Oakland Cannabiz: Telegraph Health Center Approaches 3rd Year With Optimism, Uncertainty

Oakland Cannabiz: Telegraph Health Center Approaches 3rd Year With Optimism, UncertaintyTelegraph Health Center employee Domenic Natale. | Photos: Walter Thompson/Hoodline
Walter Thompson
Published on April 20, 2017

It’s unlikely that the architect who designed a mortuary and chapel for the corner of Telegraph Ave. and 30th Street a century ago imagined that the building would one day become one of Oakland’s more popular cannabis dispensaries.

Three years after launching on a quiet stretch at KONO's northern edge, Telegraph Health Center now employees 35 people, mostly locals. “At all times, anywhere from 85 to 87 percent of my staff are Oakland residents,” said general manager Helen Cobb.

Telegraph Health Center general manager Helen Cobb.

“It was important when we opened our club that we honored and acknowledged this community,” she added. 

Cobb started her cannabis career about a decade ago as a grower in the Emerald Triangle, the nexus of Northern California’s pot industry. “I was vending up there to various clubs and got to know a few of the folks."

“I eventually started talking business with them and found that they were lacking some business sense."

After managing dispensaries in Santa Rosa and Sonoma, she worked at Oakland Organics for nearly five years before opening THC with others in August 2014. Cannabis growers and distributors have a strong sense of community, said Cobb, which is a boon in an industry that’s in a gray legal area.

“There’s certainly always the cloud of the federal government considering us a criminal,” said Cobb, “which makes banking a little bit more of a challenge than in most industries.” 

Telegraph Health Center's cannabis menu is extensive.

Without access to normal merchant accounts, dispensaries can’t accept credit cards and must handle large amounts of cash. Additionally, their employees can’t receive direct deposits and have limited access to payroll services.

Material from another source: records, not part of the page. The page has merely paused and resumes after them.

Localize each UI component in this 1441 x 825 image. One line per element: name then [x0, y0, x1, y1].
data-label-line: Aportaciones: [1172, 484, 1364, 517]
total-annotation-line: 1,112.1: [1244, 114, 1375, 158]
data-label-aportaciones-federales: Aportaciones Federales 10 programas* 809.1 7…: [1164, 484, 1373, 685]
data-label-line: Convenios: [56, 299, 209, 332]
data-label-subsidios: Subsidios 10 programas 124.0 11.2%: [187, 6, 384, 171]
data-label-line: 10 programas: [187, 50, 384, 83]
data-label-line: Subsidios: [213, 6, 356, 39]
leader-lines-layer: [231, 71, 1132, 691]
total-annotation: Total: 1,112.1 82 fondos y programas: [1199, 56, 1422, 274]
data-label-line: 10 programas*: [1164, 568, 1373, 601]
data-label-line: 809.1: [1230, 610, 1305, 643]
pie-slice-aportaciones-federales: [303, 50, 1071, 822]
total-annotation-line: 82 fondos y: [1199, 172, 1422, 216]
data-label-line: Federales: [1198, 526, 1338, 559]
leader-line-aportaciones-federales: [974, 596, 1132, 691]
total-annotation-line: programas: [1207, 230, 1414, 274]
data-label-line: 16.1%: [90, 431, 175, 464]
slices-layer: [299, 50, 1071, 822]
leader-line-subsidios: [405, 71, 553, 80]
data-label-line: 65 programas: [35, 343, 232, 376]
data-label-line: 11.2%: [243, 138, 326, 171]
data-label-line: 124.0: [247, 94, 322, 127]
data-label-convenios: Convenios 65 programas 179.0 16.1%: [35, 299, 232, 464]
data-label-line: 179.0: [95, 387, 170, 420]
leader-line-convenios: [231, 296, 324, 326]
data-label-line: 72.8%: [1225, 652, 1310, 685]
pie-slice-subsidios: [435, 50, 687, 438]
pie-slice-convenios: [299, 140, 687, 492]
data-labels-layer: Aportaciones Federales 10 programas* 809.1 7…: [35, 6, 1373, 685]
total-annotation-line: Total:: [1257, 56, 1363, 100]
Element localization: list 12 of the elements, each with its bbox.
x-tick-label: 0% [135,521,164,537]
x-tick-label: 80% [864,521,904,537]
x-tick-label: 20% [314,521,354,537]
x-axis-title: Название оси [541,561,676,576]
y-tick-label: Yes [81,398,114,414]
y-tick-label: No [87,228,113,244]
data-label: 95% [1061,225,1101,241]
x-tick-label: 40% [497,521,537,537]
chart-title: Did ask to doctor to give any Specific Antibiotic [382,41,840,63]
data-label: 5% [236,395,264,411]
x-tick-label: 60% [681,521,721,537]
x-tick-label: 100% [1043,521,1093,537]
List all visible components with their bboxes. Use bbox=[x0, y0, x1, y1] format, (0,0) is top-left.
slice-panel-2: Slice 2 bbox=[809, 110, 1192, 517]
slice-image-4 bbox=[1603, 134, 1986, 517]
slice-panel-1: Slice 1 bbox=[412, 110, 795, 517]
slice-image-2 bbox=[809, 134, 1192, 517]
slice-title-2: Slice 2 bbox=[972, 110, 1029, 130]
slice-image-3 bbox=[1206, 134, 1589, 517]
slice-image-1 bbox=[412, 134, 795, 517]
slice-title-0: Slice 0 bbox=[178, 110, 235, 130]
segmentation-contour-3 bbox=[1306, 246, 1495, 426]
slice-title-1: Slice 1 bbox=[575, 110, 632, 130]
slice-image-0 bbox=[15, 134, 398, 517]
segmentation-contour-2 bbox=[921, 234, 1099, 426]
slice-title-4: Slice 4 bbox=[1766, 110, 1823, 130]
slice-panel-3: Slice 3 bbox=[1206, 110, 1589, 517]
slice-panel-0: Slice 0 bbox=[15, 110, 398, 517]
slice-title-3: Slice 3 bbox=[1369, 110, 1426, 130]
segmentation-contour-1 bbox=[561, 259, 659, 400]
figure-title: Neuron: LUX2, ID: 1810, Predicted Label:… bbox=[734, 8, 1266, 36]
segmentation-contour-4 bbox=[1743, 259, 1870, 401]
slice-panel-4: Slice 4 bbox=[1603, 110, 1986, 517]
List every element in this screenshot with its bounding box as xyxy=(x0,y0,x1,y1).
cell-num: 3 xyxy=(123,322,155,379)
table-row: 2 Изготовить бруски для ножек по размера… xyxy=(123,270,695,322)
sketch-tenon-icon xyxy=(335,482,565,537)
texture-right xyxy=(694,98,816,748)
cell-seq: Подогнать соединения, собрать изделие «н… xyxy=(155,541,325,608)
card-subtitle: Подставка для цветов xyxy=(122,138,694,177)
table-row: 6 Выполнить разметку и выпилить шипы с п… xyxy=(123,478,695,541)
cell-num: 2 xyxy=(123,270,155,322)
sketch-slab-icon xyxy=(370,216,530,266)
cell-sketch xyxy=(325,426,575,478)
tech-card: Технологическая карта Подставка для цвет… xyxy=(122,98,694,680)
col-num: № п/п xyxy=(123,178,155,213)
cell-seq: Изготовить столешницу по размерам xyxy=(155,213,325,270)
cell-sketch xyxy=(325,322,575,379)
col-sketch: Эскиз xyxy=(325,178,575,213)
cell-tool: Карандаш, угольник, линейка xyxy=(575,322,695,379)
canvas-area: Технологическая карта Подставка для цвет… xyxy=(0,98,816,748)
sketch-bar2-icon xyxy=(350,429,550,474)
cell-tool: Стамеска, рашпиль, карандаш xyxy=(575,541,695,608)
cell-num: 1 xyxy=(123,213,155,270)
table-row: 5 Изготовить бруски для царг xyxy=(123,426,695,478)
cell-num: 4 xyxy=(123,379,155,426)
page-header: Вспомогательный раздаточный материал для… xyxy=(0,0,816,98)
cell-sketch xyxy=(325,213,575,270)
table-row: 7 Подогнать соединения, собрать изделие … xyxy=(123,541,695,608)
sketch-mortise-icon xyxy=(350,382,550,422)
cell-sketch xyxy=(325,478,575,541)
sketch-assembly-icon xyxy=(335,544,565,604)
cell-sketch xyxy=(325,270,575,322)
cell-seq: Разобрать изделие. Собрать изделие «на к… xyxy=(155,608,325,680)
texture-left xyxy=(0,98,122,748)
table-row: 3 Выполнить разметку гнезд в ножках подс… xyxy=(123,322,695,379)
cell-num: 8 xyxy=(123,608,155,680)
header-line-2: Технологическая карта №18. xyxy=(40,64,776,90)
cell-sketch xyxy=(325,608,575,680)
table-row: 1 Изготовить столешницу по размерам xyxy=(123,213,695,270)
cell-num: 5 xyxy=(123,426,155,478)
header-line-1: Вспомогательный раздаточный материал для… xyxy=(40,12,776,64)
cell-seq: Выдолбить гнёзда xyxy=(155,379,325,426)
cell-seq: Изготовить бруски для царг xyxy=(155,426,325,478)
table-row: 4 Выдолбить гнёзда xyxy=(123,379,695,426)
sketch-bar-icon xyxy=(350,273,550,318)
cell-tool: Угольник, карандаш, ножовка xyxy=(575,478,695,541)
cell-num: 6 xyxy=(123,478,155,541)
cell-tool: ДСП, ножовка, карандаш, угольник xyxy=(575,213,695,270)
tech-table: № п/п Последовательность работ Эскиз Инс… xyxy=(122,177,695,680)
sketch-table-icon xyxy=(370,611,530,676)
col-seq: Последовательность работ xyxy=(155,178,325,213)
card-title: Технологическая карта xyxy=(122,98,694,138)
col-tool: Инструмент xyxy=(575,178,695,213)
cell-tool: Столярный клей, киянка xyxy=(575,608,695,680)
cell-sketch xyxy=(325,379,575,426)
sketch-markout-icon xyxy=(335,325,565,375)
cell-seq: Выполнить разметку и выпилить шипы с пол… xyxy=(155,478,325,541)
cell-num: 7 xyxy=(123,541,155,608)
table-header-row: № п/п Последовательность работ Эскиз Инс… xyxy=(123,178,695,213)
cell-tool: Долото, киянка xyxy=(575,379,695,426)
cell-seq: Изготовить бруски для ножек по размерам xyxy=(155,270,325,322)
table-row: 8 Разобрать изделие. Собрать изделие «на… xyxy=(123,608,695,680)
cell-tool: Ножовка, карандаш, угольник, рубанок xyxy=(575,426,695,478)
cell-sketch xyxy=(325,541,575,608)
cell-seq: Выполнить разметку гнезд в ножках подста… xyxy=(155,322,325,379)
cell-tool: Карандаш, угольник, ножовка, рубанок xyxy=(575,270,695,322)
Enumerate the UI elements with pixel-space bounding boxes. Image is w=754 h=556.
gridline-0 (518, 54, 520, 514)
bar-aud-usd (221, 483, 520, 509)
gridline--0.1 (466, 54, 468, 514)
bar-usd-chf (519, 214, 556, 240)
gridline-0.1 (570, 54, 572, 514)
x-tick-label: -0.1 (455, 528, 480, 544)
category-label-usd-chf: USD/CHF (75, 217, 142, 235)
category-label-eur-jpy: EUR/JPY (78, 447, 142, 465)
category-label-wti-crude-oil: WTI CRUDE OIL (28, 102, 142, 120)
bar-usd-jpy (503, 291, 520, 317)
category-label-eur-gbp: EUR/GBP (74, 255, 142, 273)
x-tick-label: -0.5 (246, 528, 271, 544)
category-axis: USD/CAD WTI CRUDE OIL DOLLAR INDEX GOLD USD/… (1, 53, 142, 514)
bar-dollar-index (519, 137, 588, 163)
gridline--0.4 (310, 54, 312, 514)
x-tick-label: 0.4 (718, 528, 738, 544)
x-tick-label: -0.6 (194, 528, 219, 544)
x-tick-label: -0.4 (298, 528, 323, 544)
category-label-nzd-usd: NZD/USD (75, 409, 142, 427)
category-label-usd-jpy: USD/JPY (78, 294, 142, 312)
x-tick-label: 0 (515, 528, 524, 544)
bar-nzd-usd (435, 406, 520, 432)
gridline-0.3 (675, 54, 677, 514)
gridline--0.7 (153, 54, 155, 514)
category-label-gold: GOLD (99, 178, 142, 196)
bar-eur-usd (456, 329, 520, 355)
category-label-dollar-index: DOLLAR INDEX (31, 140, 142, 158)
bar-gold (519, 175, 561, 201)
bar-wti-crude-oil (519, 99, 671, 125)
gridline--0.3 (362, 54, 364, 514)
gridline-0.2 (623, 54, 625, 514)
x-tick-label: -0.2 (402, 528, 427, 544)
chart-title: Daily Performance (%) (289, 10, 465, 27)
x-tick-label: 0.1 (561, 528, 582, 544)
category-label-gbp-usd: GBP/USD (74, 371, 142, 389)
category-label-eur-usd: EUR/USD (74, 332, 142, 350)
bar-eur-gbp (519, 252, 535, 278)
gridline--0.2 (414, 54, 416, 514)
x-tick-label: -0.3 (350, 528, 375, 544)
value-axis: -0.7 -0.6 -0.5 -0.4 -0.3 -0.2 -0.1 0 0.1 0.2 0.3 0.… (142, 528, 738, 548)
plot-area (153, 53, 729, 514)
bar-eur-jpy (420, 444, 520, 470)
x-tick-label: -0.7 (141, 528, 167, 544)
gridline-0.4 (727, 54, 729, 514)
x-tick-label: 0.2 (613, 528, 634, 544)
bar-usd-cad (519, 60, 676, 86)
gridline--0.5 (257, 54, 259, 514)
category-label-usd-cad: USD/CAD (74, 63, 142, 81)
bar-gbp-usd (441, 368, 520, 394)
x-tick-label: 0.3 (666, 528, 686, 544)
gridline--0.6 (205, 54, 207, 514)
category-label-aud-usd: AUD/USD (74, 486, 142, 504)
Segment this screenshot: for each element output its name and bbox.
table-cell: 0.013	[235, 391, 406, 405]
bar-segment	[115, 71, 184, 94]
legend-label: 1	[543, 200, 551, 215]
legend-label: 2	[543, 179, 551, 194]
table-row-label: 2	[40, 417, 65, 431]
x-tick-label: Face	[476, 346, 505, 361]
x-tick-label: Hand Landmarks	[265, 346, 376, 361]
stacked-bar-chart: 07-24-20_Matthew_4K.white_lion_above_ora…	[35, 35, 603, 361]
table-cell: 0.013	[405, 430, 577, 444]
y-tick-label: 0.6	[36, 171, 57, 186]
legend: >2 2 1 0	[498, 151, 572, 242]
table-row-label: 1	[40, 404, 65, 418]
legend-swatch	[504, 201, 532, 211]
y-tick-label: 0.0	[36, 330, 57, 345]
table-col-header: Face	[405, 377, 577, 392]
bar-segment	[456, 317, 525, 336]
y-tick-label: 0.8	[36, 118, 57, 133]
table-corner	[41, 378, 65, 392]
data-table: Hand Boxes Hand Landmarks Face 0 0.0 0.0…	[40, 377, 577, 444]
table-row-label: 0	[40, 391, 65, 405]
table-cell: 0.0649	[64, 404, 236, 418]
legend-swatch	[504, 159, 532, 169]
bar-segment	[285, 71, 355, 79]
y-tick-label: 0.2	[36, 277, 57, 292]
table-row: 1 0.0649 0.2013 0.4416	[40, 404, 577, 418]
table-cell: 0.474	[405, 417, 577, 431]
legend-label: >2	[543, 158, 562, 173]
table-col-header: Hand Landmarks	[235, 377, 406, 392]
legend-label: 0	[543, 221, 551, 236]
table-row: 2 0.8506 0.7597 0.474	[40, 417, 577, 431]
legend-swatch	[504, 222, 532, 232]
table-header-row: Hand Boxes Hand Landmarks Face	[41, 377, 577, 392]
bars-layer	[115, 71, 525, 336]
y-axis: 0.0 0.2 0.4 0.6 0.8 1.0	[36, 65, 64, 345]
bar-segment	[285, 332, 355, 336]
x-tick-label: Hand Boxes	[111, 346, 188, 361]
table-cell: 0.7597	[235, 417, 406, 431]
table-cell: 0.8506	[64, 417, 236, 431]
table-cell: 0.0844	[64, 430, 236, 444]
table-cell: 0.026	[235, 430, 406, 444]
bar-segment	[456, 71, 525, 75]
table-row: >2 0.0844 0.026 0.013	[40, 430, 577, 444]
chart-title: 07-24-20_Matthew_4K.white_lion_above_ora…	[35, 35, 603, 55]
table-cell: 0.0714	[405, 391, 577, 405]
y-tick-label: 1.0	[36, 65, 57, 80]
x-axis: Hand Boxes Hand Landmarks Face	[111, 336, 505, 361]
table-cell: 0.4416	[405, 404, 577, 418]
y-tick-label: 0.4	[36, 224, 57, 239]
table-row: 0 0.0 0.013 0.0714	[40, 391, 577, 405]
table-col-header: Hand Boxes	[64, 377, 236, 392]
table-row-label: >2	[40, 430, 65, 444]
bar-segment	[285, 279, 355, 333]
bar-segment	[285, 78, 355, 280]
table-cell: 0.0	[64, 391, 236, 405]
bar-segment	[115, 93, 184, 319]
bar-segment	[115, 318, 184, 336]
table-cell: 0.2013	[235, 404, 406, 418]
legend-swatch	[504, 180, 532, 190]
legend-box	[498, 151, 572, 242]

“If we have a bank in place, we have to be very discreet with them about what we do for a living when we go in and work with them,” said Cobb. “It definitely creates an air of discomfort from a business standpoint.”

Although Cobb was unfamiliar with the city’s plans to study the prospect of creating a public bank with Richmond and Berkeley that would, among other things, offer the cannabis industry better access to financial services, she said the idea was “very interesting.”

“There’s a great deal of above-board and below-board competition that makes life very interesting for us,” Cobb said. “Not that competition isn’t fabulous, but not everyone abides by the same laws. So for those of us that do, it’s important that we abide by the structure that’s set before us.”

The building was initially constructed to be a mortuary and chapel.

There’s plenty of room within the guidelines, said Cobb, “so it always saddens me when I see people push that border.”

Cobb said dispensary operators are bonded by being outsider entrepreneurs. “We’re all patients, so we all need places to medicate safely and get together and have a good time, but on a professional level, we understand how hard we’ve all fought to get to this place.”

To engage with the community, THC is a First Fridays sponsor “because we’re right here on the edge of the event,” said Cobb. The dispensary also partners with food banks and the veterans’ service nonprofit Swords to Plowshares, in addition to working directly with cancer patients to supplement their treatment.

“We’re working with city council members and folks who have specific needs, so the community can bring those ideas to us,” Cobb said. “We’re open to lots of things.”

Legal recreational marijuana will bring momentous changes to the industry, said Cobb, but the way forward is still unclear.

“We will no longer have vendors who are able to to come to us during open business hours that we can choose from — there’s going to be more of a distribution chain.” Whether THC will sell medical and recreational pot out of the same facility or open a spinoff, “I just don’t know yet what our model is going to be,” she said.

“It’s a very uncertain industry, just because of the basics, but now we have a brand-new administration in the White House that every day we’re hearing something different coming out of there,” noted Cobb.

“And then we have California laws. There’s a lot of things in play right now,” she said.

Telegraph Health Center (510-808-5121) is located at 3003 Telegraph Ave. and is open from 10–8.